Buying dagga remains illegal however.

"A purchaser of cannabis would be purchasing it from a dealer in cannabis. Therefore, if this Court were to confirm the order declaring invalid provisions that prohibit the purchase of cannabis, it would, in effect, be sanctioning dealing in cannabis. This the Court cannot do," the judgment read.

"Dealing in cannabis is a serious problem in this country and the prohibition of dealing in cannabis is a justifiable limitation of the right to privacy. I will, therefore, not confirm that part of the order of the High Court because we have no intention of decriminalising dealing in cannabis," the judgement read.

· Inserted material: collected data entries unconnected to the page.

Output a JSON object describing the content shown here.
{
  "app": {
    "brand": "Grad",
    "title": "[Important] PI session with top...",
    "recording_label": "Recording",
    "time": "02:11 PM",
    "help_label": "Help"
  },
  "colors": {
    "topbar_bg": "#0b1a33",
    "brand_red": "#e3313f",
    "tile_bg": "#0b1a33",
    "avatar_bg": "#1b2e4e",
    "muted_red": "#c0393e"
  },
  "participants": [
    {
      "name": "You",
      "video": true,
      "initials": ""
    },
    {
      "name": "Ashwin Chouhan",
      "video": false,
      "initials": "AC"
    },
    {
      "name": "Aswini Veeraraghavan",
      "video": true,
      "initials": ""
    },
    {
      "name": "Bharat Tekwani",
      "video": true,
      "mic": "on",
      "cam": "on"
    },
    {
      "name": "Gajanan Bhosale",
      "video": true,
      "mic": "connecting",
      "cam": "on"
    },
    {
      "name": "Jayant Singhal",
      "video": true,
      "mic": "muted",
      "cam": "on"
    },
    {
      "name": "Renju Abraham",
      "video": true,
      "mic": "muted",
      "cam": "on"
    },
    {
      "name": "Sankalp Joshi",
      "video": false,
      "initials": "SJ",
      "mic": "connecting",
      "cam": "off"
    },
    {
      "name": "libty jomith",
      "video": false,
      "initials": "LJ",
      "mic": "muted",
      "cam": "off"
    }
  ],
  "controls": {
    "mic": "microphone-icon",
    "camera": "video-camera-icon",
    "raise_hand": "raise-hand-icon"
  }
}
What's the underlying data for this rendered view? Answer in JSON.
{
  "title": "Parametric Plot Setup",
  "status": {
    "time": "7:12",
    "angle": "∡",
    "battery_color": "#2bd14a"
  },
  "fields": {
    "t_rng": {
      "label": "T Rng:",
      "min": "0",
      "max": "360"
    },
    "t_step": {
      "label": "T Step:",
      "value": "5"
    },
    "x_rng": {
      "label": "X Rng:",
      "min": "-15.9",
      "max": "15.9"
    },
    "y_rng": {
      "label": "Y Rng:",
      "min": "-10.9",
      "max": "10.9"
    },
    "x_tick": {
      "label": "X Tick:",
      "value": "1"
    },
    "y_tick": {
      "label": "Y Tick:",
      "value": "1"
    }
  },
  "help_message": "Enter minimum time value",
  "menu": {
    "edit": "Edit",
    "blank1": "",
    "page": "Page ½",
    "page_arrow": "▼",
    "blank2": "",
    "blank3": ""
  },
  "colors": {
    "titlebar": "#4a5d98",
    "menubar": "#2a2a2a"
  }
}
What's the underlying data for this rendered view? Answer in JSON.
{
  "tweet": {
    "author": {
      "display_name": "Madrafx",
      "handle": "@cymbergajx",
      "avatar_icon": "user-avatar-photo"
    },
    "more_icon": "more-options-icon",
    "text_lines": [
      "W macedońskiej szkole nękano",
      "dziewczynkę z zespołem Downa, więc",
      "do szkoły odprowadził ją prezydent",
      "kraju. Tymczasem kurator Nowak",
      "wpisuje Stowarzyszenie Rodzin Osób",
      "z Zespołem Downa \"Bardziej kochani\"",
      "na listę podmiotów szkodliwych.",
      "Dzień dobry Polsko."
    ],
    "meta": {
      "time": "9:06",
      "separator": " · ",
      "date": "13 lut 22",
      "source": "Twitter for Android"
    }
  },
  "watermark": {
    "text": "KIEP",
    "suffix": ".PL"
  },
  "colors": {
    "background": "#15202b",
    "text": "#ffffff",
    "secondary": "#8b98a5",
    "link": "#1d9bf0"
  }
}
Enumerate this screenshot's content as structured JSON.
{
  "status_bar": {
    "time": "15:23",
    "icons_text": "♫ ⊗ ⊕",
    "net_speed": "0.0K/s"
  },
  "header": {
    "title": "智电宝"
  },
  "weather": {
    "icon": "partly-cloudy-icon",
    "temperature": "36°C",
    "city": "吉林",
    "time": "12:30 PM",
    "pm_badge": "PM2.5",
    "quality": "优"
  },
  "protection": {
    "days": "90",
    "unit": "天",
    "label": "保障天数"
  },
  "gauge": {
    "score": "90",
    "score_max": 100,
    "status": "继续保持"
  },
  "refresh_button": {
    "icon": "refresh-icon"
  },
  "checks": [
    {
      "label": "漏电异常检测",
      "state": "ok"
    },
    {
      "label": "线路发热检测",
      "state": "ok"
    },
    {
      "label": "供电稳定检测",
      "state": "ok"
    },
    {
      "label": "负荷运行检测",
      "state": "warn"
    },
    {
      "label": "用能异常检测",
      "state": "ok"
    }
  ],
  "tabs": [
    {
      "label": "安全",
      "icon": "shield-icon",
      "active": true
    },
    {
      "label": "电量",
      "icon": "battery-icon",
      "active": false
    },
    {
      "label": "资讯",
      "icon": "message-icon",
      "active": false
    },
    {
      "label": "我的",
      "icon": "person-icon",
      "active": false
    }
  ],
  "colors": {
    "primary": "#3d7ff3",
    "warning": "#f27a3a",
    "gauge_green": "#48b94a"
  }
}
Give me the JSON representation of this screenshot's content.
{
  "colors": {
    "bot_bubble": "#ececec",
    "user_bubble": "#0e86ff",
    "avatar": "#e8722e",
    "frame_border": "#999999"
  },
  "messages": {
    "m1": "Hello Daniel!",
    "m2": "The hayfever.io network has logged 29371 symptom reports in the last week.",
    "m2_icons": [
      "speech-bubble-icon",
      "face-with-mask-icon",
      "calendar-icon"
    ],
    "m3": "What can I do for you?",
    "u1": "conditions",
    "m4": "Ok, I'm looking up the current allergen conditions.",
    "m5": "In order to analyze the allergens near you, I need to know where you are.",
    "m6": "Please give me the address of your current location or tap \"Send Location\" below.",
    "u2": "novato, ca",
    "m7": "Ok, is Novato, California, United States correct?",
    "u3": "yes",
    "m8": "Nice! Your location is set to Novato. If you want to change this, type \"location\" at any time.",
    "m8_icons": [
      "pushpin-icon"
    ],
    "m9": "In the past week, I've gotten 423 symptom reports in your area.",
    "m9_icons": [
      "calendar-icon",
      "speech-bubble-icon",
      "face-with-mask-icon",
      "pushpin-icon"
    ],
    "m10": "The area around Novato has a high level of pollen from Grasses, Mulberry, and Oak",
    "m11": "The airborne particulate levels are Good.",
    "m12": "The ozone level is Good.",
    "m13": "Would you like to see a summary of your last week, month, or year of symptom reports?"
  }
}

While the Constitutional Court order has been suspended until Parliament corrects the defects in the laws, it said police officers may in the meantime not arrest people for the personal, private use and growing of cannabis.

Last year in March, Justice Dennis Davis handed down a judgment in the Western Cape High Court that declared sections of the  Drugs and Drug Trafficking Act invalid and unconstitutional after an application brought by Rastafarian lawyer Gareth Prince, an advocate for the decriminalisation of marijuana.

Prince argued that the criminalisation of dagga use and possession was a violation of the right to equality, dignity, and freedom of religion.